Written and directed by Frank Capra, "It's a Wonderful Life" is a Christmastime classic about a downtrodden man named George Bailey who, on Christmas Eve, wonders what would happen if he were never born. This year, fans and original cast members are celebrating the beloved film's 75th anniversary.

Bedford Falls was the inspiration for the fictional town of Seneca Falls in upstate New York.

"I just lived in Bedford Falls my whole life," actor and George Bailey impersonator Brian Rohan said. "There's a great sense of community."

Every year, the town organizes a festival in honor of the film — re-creating the town of Bedford Falls and revisiting with original cast members like Karolyn Grimes, who played Zuzu Bailey, and Jimmy Hawkins, who played Tommy Bailey.

"People come and enjoy the meanings from the movie," Grimes said. "Everybody has a united feeling. And it's just wonderful. I look forward to this every year."

"We're the last men standing, and we believe in Capra's message. So we carried on," Hawkins said.

In celebration of the 75th anniversary, the festival featured appearances by six original cast members, as well as a restoration of George Bailey's car, a groundbreaking for the expansion of the "It's A Wonderful Life" museum, and several bell ringings to honor the spirit of community and impactful individuals.

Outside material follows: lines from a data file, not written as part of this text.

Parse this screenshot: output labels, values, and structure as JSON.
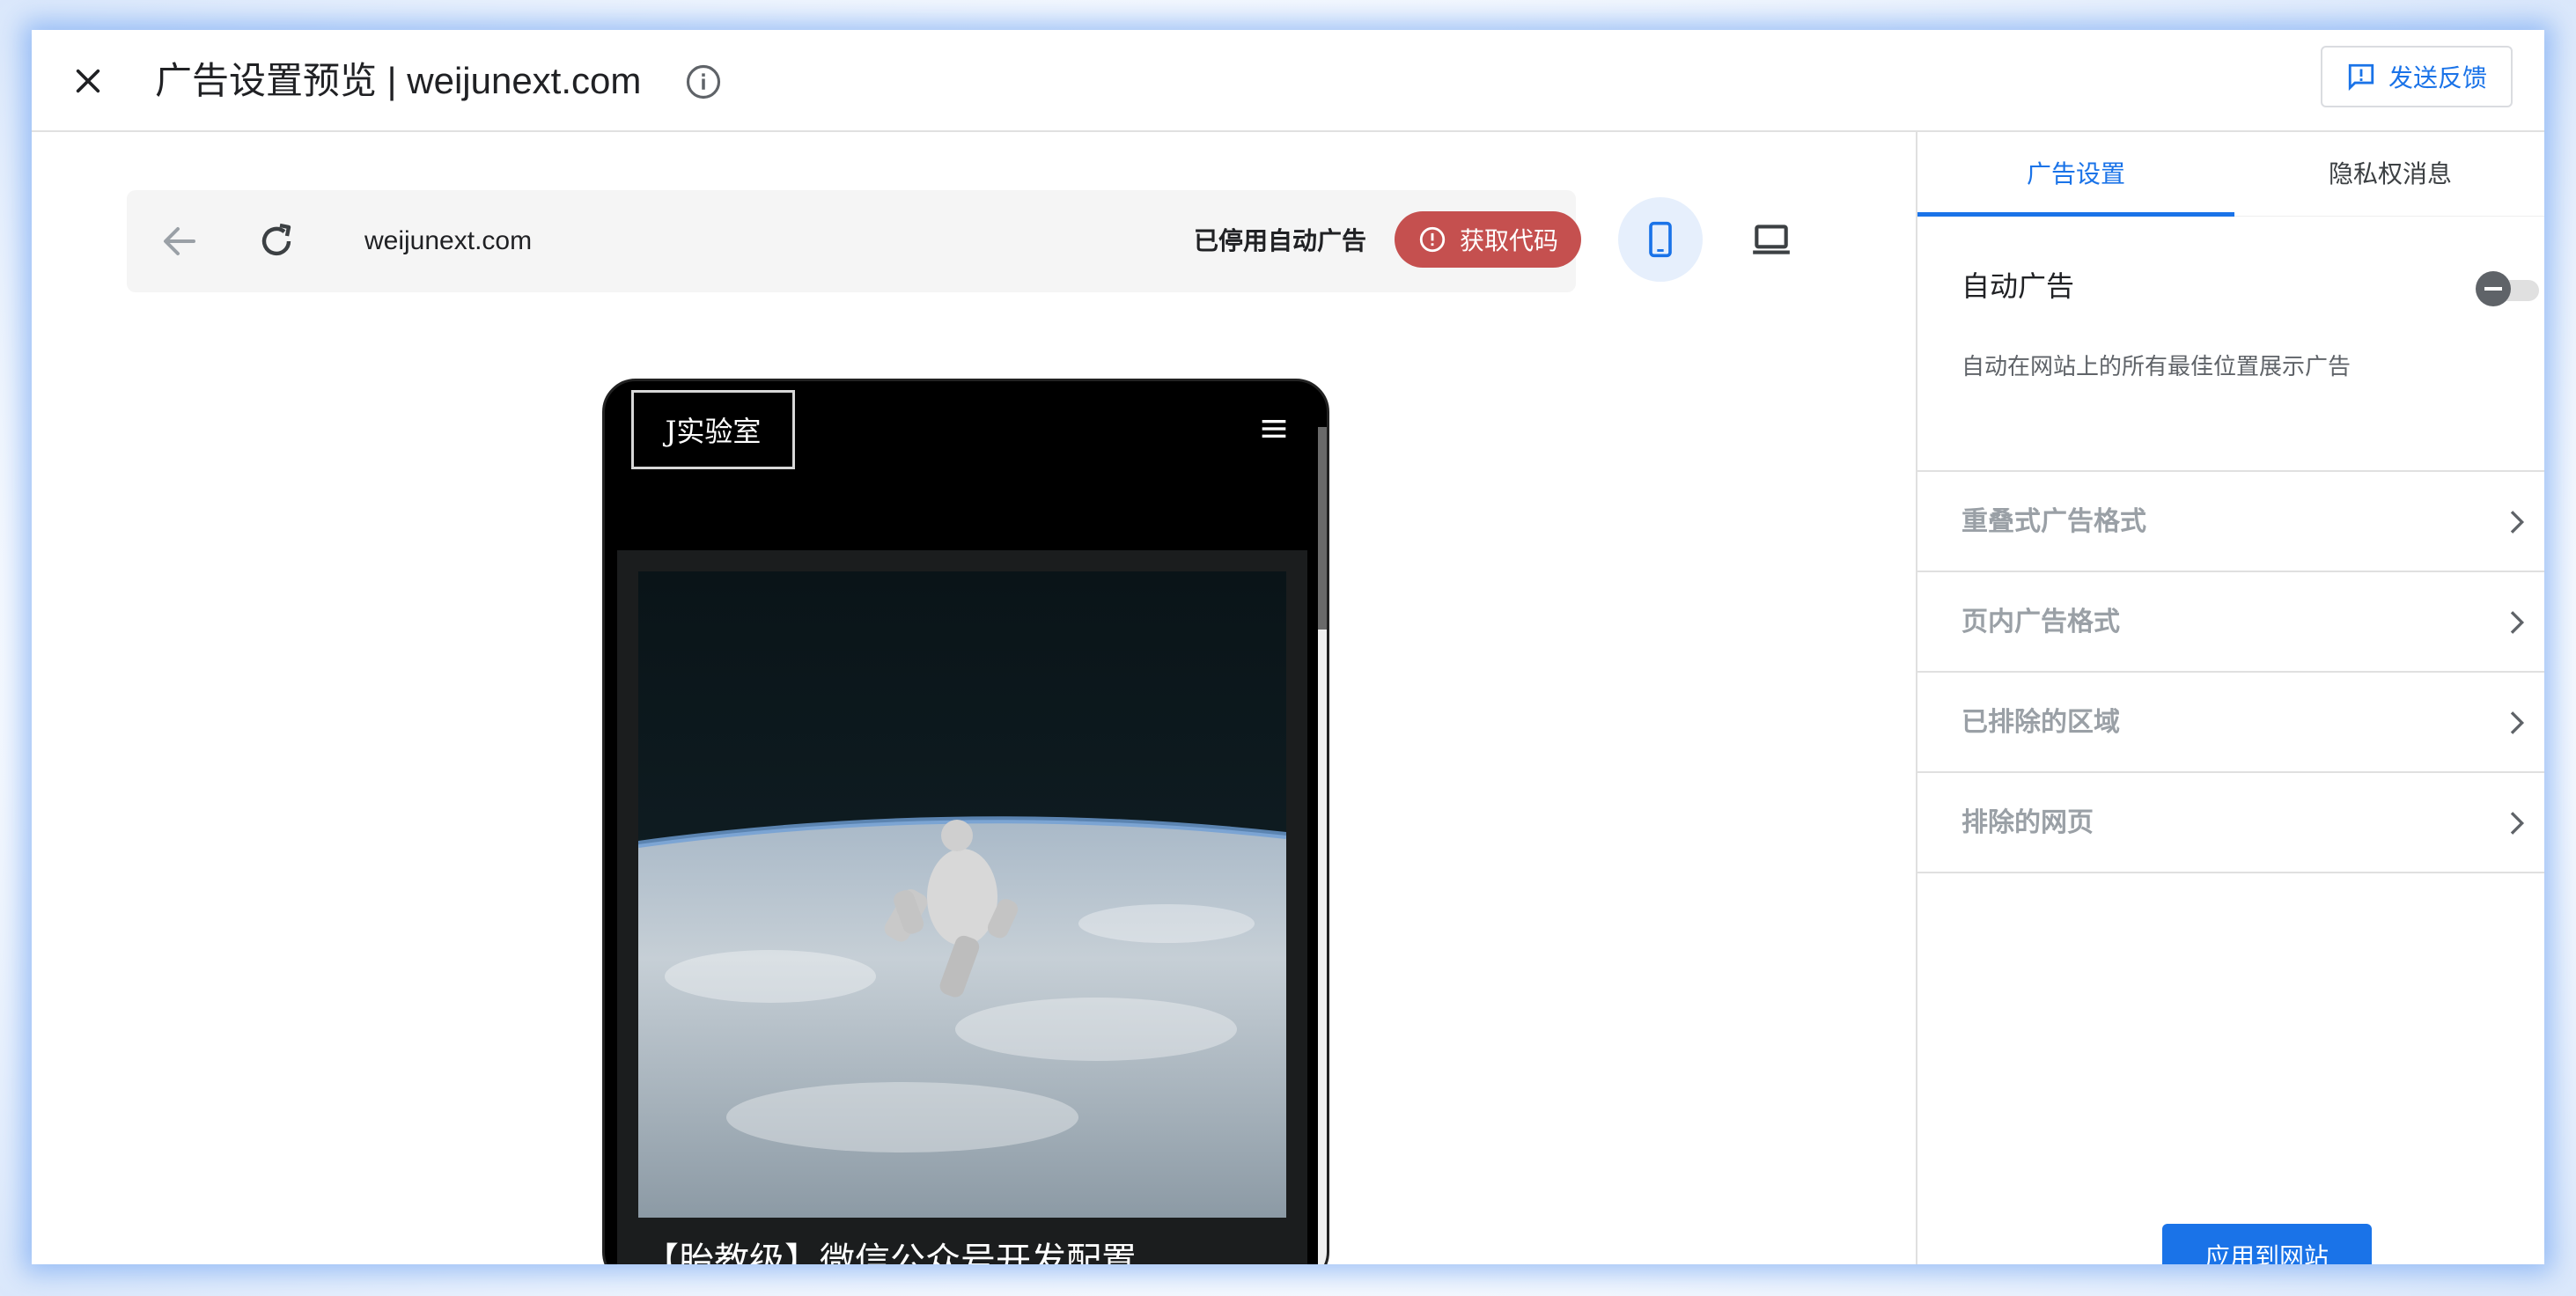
{
  "header": {
    "title": "广告设置预览 | weijunext.com",
    "feedback_label": "发送反馈"
  },
  "browser": {
    "url": "weijunext.com",
    "auto_ads_status": "已停用自动广告",
    "get_code_label": "获取代码"
  },
  "phone": {
    "site_logo": "J实验室",
    "post_title": "【胎教级】微信公众号开发配置"
  },
  "panel": {
    "tabs": [
      {
        "label": "广告设置",
        "active": true
      },
      {
        "label": "隐私权消息",
        "active": false
      }
    ],
    "auto_ads": {
      "label": "自动广告",
      "description": "自动在网站上的所有最佳位置展示广告",
      "enabled": false
    },
    "rows": [
      {
        "label": "重叠式广告格式"
      },
      {
        "label": "页内广告格式"
      },
      {
        "label": "已排除的区域"
      },
      {
        "label": "排除的网页"
      }
    ],
    "apply_label": "应用到网站"
  },
  "colors": {
    "accent": "#1a73e8",
    "get_code_bg": "#c5504f",
    "frame_glow": "#5a96f0"
  }
}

"The film is about love at the end of the day," festival attendee Brett Ferry said. "I think the sentiment is amazing, and one day I wanted to see [Seneca Falls] for myself."

Grimes said: "It gives you an opportunity, when you watch this movie, to sit down and look at your own life. And you know, you have made differences."

"It's A Wonderful Life" has resonated with audiences all over the world since 1946 — and longtime fans say it's because of the film's lessons on community, charity and the message that no man is a failure who has friends.